Face à la crise, l’urgence de relocalisation a également été largement commentée, notamment sur la supply chain pharmaceutique. Avec l’apparition de boucles plus locales, le visage de l’industrie agroalimentaire et de ses approvisionnements pourrait-il également être modifié au sortir de ce confinement ? « Une prise de conscience s’est faite sur notre trop grande dépendance pour l’importation de produits frais notamment. Cela devrait redévelopper l’agriculture française au sens local du terme, pour un meilleur équilibre. En conséquence, dans certaines régions, les schémas logistiques devraient croître parce que l’on fera davantage appel à des producteurs locaux. Il faut néanmoins que ce soit accompagné d’une volonté politique », juge Hélène Kerjean.

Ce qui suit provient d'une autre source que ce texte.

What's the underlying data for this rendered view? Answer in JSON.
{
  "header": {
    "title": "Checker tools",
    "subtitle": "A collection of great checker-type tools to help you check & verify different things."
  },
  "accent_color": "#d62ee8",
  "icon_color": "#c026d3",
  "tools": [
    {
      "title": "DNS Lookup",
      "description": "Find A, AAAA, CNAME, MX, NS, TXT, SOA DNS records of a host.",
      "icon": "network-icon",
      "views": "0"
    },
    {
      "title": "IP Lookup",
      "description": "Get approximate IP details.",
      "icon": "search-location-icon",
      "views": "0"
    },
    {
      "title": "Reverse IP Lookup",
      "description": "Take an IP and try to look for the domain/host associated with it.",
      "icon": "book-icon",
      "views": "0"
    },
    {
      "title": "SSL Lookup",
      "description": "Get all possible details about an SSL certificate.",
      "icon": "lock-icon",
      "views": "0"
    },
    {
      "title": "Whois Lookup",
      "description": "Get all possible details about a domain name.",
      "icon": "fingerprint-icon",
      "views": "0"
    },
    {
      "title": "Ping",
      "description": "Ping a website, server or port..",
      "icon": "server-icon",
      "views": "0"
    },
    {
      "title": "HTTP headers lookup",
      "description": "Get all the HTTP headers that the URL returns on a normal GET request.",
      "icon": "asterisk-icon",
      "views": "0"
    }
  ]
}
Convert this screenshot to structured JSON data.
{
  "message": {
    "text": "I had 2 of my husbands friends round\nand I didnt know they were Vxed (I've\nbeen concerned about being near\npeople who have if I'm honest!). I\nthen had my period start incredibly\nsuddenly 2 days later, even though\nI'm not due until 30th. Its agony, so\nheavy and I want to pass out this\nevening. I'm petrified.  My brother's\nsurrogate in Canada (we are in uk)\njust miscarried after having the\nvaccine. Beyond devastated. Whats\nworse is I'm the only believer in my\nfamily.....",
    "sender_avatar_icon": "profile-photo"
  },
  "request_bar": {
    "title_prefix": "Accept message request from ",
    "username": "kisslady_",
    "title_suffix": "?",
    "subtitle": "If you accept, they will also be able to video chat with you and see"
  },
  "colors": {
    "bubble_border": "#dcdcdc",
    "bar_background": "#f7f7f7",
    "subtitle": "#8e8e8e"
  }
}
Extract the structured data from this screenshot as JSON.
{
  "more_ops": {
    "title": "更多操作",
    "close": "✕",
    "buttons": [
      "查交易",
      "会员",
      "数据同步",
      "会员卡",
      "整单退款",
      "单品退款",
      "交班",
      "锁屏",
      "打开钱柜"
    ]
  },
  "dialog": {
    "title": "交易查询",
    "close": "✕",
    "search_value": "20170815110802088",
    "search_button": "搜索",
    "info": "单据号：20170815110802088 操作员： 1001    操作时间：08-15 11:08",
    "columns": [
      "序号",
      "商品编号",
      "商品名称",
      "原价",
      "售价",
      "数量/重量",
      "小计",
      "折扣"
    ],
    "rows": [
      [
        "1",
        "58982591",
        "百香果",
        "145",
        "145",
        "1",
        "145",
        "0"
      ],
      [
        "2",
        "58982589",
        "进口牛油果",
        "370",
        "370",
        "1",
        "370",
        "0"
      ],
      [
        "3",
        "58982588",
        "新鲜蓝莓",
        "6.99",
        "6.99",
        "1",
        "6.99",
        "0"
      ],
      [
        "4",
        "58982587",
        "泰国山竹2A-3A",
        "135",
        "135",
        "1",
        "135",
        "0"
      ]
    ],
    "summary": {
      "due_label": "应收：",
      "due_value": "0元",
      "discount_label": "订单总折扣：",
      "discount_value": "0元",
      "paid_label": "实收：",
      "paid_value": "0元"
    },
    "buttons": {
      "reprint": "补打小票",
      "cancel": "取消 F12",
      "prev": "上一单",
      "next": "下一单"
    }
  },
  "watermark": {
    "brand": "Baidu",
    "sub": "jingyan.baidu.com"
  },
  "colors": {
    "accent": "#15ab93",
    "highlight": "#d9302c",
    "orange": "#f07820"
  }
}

De son côté, Antoine Vignon rappelle que l’industrie agroalimentaire française possédait d’ores et déjà un positionnement local en termes d’outils de production, ne faisant pas d’elle la plus dépendante des supply chains globalisées. S’il n’anticipe pas un retour tonitruant vers des producteurs locaux, moins sollicités que le bio par les Français, cela devrait néanmoin, selon lui, « renforcer l’importance pour la France d’avoir un outil productif qui réponde à ses besoins car l’agroalimentaire tout comme la pharmacie est aujourd’hui considérée comme une industrie de première nécessité ».